The team started in early August and finished the mural on Wednesday August 18, after two weeks of work. To access their workspace on a nearby rooftop, Clear and Turner had to crawl through a narrow window from a storage area on the third floor of the school. The worst, Turner said, was the heat, with the team taking a break for a few days when temperatures hit 95 degrees earlier this month.
“When it’s hot out there, add 10 or 20 degrees here,” she said.
Once on the roof, the team worked from a ladder perched above Main Street. Clear finished most of the upper parts of the painting, as Turner said she wasn’t thrilled with the height.
According to Samantha Baffoni, the school’s logistics and communications coordinator, the project was funded by a Growing Communities Initiative grant supported by the Citizens Bank Foundation and the Local Initiatives Support Corporation Rhode Island. A fresco committee made up of Mayor Lisa Baldelli-Hunt, students, and various community members reviewed around 10 submissions for the project.
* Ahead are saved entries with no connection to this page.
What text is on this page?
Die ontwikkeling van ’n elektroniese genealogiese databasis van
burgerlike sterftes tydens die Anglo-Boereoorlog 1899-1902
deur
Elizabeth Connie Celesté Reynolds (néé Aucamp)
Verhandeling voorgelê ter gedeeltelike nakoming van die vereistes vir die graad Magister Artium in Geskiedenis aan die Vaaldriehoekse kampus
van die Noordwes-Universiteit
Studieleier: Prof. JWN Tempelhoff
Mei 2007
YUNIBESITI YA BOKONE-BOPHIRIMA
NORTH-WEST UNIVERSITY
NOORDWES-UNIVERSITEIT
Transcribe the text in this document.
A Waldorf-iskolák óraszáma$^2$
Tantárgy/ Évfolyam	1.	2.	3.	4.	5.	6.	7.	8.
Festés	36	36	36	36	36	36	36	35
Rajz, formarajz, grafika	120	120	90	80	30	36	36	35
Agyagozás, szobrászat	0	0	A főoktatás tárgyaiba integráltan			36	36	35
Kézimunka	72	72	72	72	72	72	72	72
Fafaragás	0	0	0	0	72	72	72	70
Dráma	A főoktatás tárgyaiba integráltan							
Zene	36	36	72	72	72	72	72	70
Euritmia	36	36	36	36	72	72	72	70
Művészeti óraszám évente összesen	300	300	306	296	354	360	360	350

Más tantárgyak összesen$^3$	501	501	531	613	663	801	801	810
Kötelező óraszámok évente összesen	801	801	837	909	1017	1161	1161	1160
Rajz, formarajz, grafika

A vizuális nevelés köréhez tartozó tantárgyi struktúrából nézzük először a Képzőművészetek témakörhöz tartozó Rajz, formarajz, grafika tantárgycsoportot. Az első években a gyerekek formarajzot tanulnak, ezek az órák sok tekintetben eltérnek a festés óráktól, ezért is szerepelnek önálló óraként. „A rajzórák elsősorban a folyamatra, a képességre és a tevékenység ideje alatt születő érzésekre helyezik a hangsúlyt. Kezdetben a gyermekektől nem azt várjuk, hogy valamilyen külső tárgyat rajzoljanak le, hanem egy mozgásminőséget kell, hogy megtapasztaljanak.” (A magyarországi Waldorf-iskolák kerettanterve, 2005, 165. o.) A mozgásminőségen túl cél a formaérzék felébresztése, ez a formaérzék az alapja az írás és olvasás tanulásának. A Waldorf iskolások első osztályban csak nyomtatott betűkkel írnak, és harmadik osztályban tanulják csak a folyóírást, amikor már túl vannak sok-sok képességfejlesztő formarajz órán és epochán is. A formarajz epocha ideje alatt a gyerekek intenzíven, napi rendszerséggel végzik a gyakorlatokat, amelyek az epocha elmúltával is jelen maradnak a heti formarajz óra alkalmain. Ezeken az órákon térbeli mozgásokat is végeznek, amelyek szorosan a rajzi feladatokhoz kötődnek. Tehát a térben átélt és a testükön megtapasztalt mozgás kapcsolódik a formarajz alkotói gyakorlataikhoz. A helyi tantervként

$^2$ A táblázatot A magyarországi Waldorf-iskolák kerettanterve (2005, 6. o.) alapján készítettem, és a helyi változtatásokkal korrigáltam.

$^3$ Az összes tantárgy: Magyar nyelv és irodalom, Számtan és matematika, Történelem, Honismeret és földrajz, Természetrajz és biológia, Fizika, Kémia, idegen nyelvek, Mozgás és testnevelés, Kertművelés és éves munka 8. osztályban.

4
“We wanted something that really represents the community as a whole, but also the school community,” she said. “The image of the little girl standing is meant to represent someone who has hope for the future, who has power, who is diverse.”
Baffoni said the school wanted to embellish a section of the wall that had become an eyesore, but was unable to entrust the task to its student artists due to the height of the building.
The mural is the third that Turner and Clear have done in the city. In 2018, they painted a mural of children playing on a wall on East School Street, later returning to the nearby wading pool for a tropical scene. They also completed the mosaic visible on the altar of the Church of St. Agatha.
The two artists opened their studio, The Art of Life, in 1992. Turner said they had been busy during the pandemic, mainly painting a private mural in a house in Wolfeboro, New Hampshire.